唉,被大草原的風和太陽荼毒了幾日,她的皮膚黑了,也糙了,而雲初白……
側過身來,她就著燭光看向身邊的人,同處一片藍天下,那貨的臉就像剝了殼兒的雞蛋似的,瑩白細滑,唉,可不是嘛,在他面前,她確實像個搓澡工!

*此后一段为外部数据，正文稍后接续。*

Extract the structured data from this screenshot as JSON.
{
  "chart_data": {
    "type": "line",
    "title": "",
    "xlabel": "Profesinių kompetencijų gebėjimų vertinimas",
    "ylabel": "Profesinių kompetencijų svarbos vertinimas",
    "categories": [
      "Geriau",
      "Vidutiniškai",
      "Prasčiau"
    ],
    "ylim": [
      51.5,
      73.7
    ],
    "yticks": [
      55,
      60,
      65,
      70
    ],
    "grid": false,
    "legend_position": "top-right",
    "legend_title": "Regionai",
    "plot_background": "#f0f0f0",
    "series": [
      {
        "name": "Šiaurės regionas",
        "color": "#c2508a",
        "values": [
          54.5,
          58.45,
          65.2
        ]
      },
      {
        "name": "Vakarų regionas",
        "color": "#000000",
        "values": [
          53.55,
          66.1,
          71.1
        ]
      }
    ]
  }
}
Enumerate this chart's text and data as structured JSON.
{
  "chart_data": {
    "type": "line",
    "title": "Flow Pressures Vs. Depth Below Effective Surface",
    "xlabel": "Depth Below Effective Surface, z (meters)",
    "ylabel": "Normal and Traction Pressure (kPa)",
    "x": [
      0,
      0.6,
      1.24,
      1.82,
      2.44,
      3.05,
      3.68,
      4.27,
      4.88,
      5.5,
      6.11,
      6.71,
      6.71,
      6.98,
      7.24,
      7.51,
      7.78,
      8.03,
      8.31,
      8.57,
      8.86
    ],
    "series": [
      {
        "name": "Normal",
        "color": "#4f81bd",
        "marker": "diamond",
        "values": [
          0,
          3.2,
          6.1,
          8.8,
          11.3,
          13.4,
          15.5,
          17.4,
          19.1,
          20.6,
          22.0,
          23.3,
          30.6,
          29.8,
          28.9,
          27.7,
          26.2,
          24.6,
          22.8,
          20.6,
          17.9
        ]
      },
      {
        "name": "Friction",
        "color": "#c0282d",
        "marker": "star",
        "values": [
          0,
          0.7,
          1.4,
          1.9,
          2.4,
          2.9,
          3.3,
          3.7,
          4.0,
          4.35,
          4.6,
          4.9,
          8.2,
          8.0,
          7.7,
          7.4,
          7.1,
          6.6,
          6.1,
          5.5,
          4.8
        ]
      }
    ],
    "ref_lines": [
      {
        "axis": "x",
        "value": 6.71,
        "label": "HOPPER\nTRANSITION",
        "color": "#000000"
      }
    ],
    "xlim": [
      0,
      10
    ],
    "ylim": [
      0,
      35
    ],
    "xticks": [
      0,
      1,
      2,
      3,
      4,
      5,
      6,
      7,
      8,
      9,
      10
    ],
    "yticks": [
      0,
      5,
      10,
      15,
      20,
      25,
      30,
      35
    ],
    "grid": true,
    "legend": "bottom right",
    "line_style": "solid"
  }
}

狠狠戳他胸口,慕容楚滿腹酸水,「喂!你說你一個大男人,小皮子又白又嫩,又細又滑,而我卻粗得硌手,這還讓不讓人活了啊!」
昏黃的燈暈裡,雲初白一臉的高深莫測,「阿楚曉得是為何嗎?」
「為何?」瞧他似乎要吐露什麼驚世美容秘方,慕容楚顛顛地往他身邊挪了挪。
微微揚眉,雲初白說得雲淡風輕:「因為阿楚不是姑娘家。」
「啥?老子不是姑娘家?」
又對她進行人身攻擊啊!
慕容楚氣不過,猛地躥了起來,怒目圓瞪,恨不得掐死他。
雲初白卻是頗認真地將她上下打量一番,又頗認真地對她解釋:「阿楚,你聽聽你那聲調,再看看你這神色,這動作,還有這小皮子,你說你哪點像姑娘?」
殘酷的事實擺在眼前,慕容楚受的打擊頗大,也沒心思和他瞎扯了,「噗通」一倒,她仔細研究起了雲初白瑩白如玉的皮膚,一會兒在他臉上摸一下,一會兒在他下巴上掐一把,最後,她的手指滑到了他的胸口,有一下沒一下地繞著圈。
「唉,男人美賽大姑娘,姑娘像個糙漢子,這是什麼天理啊……」慕容楚幽幽怨怨地歎氣,溫熱的氣息正巧浮蕩在雲初白耳側頸間。
「阿楚。」忽然,沒有任何預兆的,雲初白喚了她一聲。
「幹嘛?」食指在他心口若有似無地點了點,慕容楚沒好氣地問。
「你……住手!」猛然抓住她不安分的手,雲初白的呼吸明顯急促了,連出口的聲音都帶了些許的瘖啞和低沉。
鋪天蓋地的小黃不是白看的,當即,慕容楚懂了,敢情小雛兒終於上套了?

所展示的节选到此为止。